How the Grinch Stole Christmas. *The one with Jim Carrey*
In a magical world that exists on a snowflake…Cindy Lou Who is an antagonist! WHO knew? We’ll see ourselves out…
This week, Darth and Jason welcome brand new (and unsuspecting) guest, Alli, to discuss How the Grinch Stole Christmas! Hindsighters, this episode forces Darth and Jason to ask … WHY HE GOTTA BE A GREEN GRINCH?!? The Whos might be impervious to gravity and concrete, but greenism still hurts.
Your favorite podcasters may never be able to solve the mystery of unsolicited racism in a children’s Christmas movie, but they cannot rest until they determine whether yak hair costumes merit torture training. Can someone get Sarah Jessica Parker on the phone? She would know.
#Hindsighters, you’ve got to love it when a 30 minute Christmas classic transforms into a 2 hour feature film with jokes about key parties and cuckolding. Sometimes, Hindsight ruins a childhood. Regardless, if you’re Jason’s neighbor, you’re certainly a sex offender, but only on Halloween.
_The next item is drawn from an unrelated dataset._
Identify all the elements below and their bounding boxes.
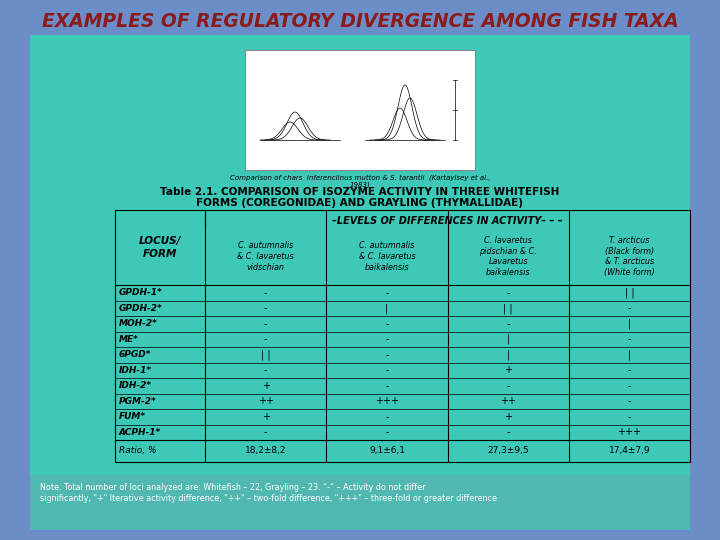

Darth and Jason would love to distract you from this ugly Halloween truth with some lessons from life and this super “wholesome” movie:
- Star Wars is all about perspective and carefully accepted delusion.
- The Grinch would have LOVED Hans Gruber.
- Cancelling plans that you made with yourself is unacceptable.
The real lesson is that we all grew up to be the Grinch. The good news is that none of us grew up to be Mike Myers in Cat in the Hat … except for Darth and Jason’s trolls. Your most hated podcasters will pray for you.